March 15, 2010
The Smart Grid, Smart Meters, And Green Broadband
By Michael D. Shaw
Promoters of the so-called Smart Grid like to remind us that our century-old power grid is the largest interconnected machine on Earth. It has become so much a part of our everyday existence that some commentators regard it as an ecosystem. As one brochure puts it, with a clever turn of phrase, “A smarter grid applies technologies, tools, and techniques available now to bring knowledge to power—knowledge capable of making the grid work far more efficiently.”
Given the vast scale of the grid, small improvements can bring significant benefits. It is noted that if the grid were merely five percent more efficient, the energy savings would equate to permanently eliminating the fuel and greenhouse gas emissions from 53 million cars. Likewise, if only one incandescent bulb were replaced in every American home with a compact fluorescent lamp, the country would conserve enough energy to light 3 million homes—not to mention producing a savings of more than $600 million each year.
Ideally, the Smart Grid would…
- Sense system overloads and re-route power to prevent or minimize potential outages, without human intervention
- Meet increased consumer demand without adding infrastructure
- Accept energy from virtually any fuel source including solar and wind
- Enable real-time communication between the consumer and utility, facilitating energy consumption based on individual preferences
The latter precept will be driven by smart meters, replacing the old analog type units, now installed at virtually every business and residence.
A good smart meter would…
- Provide real time output of power usage, including such power sources that might exist at the local installation—thus allowing remote meter reading
- Allow remote disconnect and service restoration
- Enable demand side management
- Be the gateway for various enhanced technologies, including broadband over power line
Deployment of smart meters began in earnest in 2000, with Italy now leading the way at over 27 million installations. Other countries are mostly in some form of a pilot deployment, with optimistic goals being set, and met in many cases.
In the US, however, the deployment process is much more difficult, given power industry regulation on a state-by-state basis, as well as questions being raised regarding privacy, efficacy, and even autocratic control of one’s life. Many people are uncomfortable with the notion of a power utility being able to pare down your power usage remotely, if they feel that you are using “too much.” This is far removed from rolling blackouts based on overall peak demand. And, perversely, the consumer would be paying extra for this feature.
While demand side management is controversial, few voices are heard complaining about broadband over power line (BPL). A goodly number of people in the US and other countries do not have reasonable access to true broadband Internet connectivity (defined as at least 1 megabit per second).

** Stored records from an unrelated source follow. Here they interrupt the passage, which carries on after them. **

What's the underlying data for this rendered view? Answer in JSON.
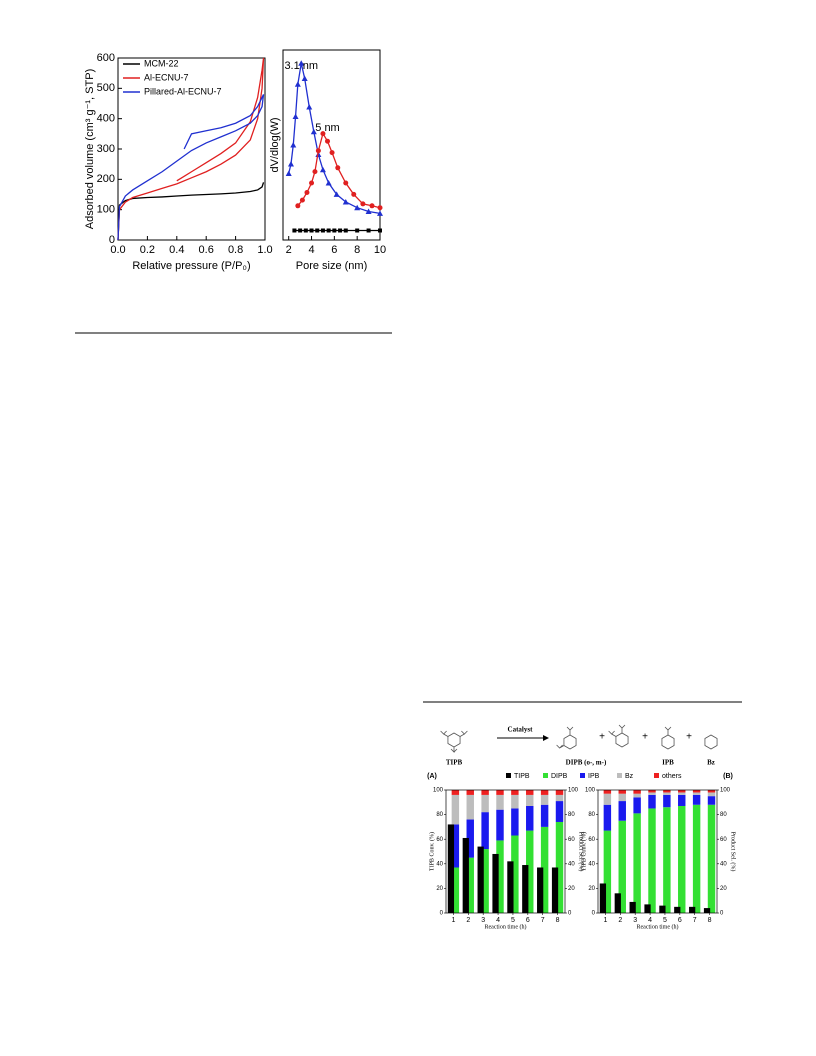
{
  "chart_data": [
    {
      "type": "line",
      "xlabel": "Relative pressure (P/P₀)",
      "ylabel": "Adsorbed volume (cm³ g⁻¹, STP)",
      "xlim": [
        0,
        1
      ],
      "xticks": [
        {
          "value": 0,
          "label": "0.0"
        },
        0.2,
        0.4,
        0.6,
        0.8,
        {
          "value": 1,
          "label": "1.0"
        }
      ],
      "ylim": [
        0,
        600
      ],
      "yticks": [
        0,
        100,
        200,
        300,
        400,
        500,
        600
      ],
      "legend": "top-left",
      "series": [
        {
          "name": "MCM-22",
          "color": "#000000",
          "x": [
            0,
            0.01,
            0.05,
            0.1,
            0.2,
            0.3,
            0.4,
            0.5,
            0.6,
            0.7,
            0.8,
            0.9,
            0.95,
            0.98,
            0.99
          ],
          "values": [
            0,
            115,
            130,
            137,
            140,
            142,
            145,
            148,
            150,
            152,
            155,
            160,
            165,
            175,
            190
          ]
        },
        {
          "name": "Al-ECNU-7",
          "color": "#e02020",
          "x": [
            0,
            0.01,
            0.05,
            0.1,
            0.2,
            0.3,
            0.4,
            0.5,
            0.6,
            0.7,
            0.8,
            0.9,
            0.95,
            0.98,
            0.99,
            0.98,
            0.95,
            0.9,
            0.8,
            0.7,
            0.6,
            0.5,
            0.45,
            0.4
          ],
          "values": [
            0,
            100,
            125,
            140,
            155,
            170,
            185,
            205,
            225,
            250,
            280,
            330,
            400,
            500,
            600,
            560,
            470,
            390,
            320,
            285,
            255,
            225,
            210,
            195
          ]
        },
        {
          "name": "Pillared-Al-ECNU-7",
          "color": "#2030d0",
          "x": [
            0,
            0.01,
            0.05,
            0.1,
            0.2,
            0.3,
            0.4,
            0.5,
            0.6,
            0.7,
            0.8,
            0.9,
            0.95,
            0.98,
            0.99,
            0.98,
            0.95,
            0.9,
            0.8,
            0.7,
            0.6,
            0.5,
            0.45
          ],
          "values": [
            0,
            110,
            145,
            165,
            195,
            225,
            260,
            295,
            320,
            340,
            360,
            385,
            410,
            440,
            480,
            470,
            440,
            410,
            385,
            370,
            360,
            350,
            300
          ]
        }
      ]
    },
    {
      "type": "line",
      "xlabel": "Pore size (nm)",
      "ylabel": "dV/dlog(W)",
      "xlim": [
        1.5,
        10
      ],
      "xticks": [
        2,
        4,
        6,
        8,
        10
      ],
      "ylim": [
        0,
        100
      ],
      "annotations": [
        "3.1 nm",
        "5 nm"
      ],
      "series": [
        {
          "color": "#2030d0",
          "marker": "triangle",
          "x": [
            2,
            2.2,
            2.4,
            2.6,
            2.8,
            3.1,
            3.4,
            3.8,
            4.2,
            4.6,
            5,
            5.5,
            6.2,
            7,
            8,
            9,
            10
          ],
          "values": [
            35,
            40,
            50,
            65,
            82,
            93,
            85,
            70,
            57,
            45,
            37,
            30,
            24,
            20,
            17,
            15,
            14
          ]
        },
        {
          "color": "#e02020",
          "marker": "circle",
          "x": [
            2.8,
            3.2,
            3.6,
            4,
            4.3,
            4.6,
            5,
            5.4,
            5.8,
            6.3,
            7,
            7.7,
            8.5,
            9.3,
            10
          ],
          "values": [
            18,
            21,
            25,
            30,
            36,
            47,
            56,
            52,
            46,
            38,
            30,
            24,
            19,
            18,
            17
          ]
        },
        {
          "color": "#000000",
          "marker": "square",
          "x": [
            2.5,
            3,
            3.5,
            4,
            4.5,
            5,
            5.5,
            6,
            6.5,
            7,
            8,
            9,
            10
          ],
          "values": [
            5,
            5,
            5,
            5,
            5,
            5,
            5,
            5,
            5,
            5,
            5,
            5,
            5
          ]
        }
      ]
    },
    {
      "type": "bar",
      "xlabel": "Reaction time (h)",
      "ylabel": "TIPB Conv. (%)",
      "y2label": "Product Sel. (%)",
      "ylim": [
        0,
        100
      ],
      "yticks": [
        0,
        20,
        40,
        60,
        80,
        100
      ],
      "y2lim": [
        0,
        100
      ],
      "y2ticks": [
        0,
        20,
        40,
        60,
        80,
        100
      ],
      "series": [
        {
          "name": "TIPB",
          "color": "#000000"
        },
        {
          "name": "DIPB",
          "color": "#33e033",
          "axis": "y2"
        },
        {
          "name": "IPB",
          "color": "#1a1aee",
          "axis": "y2"
        },
        {
          "name": "Bz",
          "color": "#bdbdbd",
          "axis": "y2"
        },
        {
          "name": "others",
          "color": "#ee2020",
          "axis": "y2"
        }
      ],
      "panels": [
        {
          "label": "(A)",
          "categories": [
            "1",
            "2",
            "3",
            "4",
            "5",
            "6",
            "7",
            "8"
          ],
          "values": [
            [
              72,
              61,
              54,
              48,
              42,
              39,
              37,
              37
            ],
            [
              37,
              45,
              52,
              59,
              63,
              67,
              70,
              74
            ],
            [
              35,
              31,
              30,
              25,
              22,
              20,
              18,
              17
            ],
            [
              24,
              20,
              14,
              12,
              11,
              9,
              8,
              5
            ],
            [
              4,
              4,
              4,
              4,
              4,
              4,
              4,
              4
            ]
          ]
        },
        {
          "label": "(B)",
          "categories": [
            "1",
            "2",
            "3",
            "4",
            "5",
            "6",
            "7",
            "8"
          ],
          "values": [
            [
              24,
              16,
              9,
              7,
              6,
              5,
              5,
              4
            ],
            [
              67,
              75,
              81,
              85,
              86,
              87,
              88,
              88
            ],
            [
              21,
              16,
              13,
              11,
              10,
              9,
              8,
              7
            ],
            [
              9,
              6,
              3,
              2,
              2,
              2,
              2,
              3
            ],
            [
              3,
              3,
              3,
              2,
              2,
              2,
              2,
              2
            ]
          ]
        }
      ]
    }
  ],
  "scheme": {
    "reactant": "TIPB",
    "catalyst": "Catalyst",
    "products": [
      "DIPB (o-, m-)",
      "IPB",
      "Bz"
    ],
    "plus": "+"
  }
}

Clearly, BPL is green, since it is built completely on an existing infrastructure, with no cable runs or towers required. That being said, there are a number of technical challenges—derived from the fact that power lines are a noisy environment, with countless pops, clicks, and harmonics being produced. Additionally, the data transmission itself can interfere with amateur radio, aeronautical, military, and other communications.
Fortunately, these problems have largely been addressed, with BPL pilot programs underway in many countries.
One innovative company in this space is Gridline Communications, boasting successful projects in Africa, Latin America, Texas, Arizona, and New Mexico. CEO Terry Dillon speaks of his company’s new intellectual property that will have “disruptive impact” (in a good way) on BPL. Dillon is no stranger to this sort of disruption, having been involved with voice mail pioneer Boston Technology from the very beginning.
Dillon notes that only about 20 percent of rural customers stateside have access to broadband, so partnering with the more than 900 rural electrical cooperatives in BPL is a natural fit. As it is, sending communications over power lines has been going on since the 1970s, and at one point, some power companies even tried their hands at being phone companies—with less than stellar results.
A much better model would have the utilities partnering with vendors such as Gridline, giving the power companies, as Dillon puts it, “incremental revenue with no cost.” Nice work if you can get it!
In fact, he sees the days coming when Internet service providers would not charge anything for connectivity per se. Rather, the revenue would come from content, web services, and applications (otherwise known as “the cloud”).
One thing’s for sure. Alexander Graham Bell, Thomas Edison, and even troubled genius and father of the power grid Nikola Tesla would be, uh, shocked at the merged horizons of power and communications.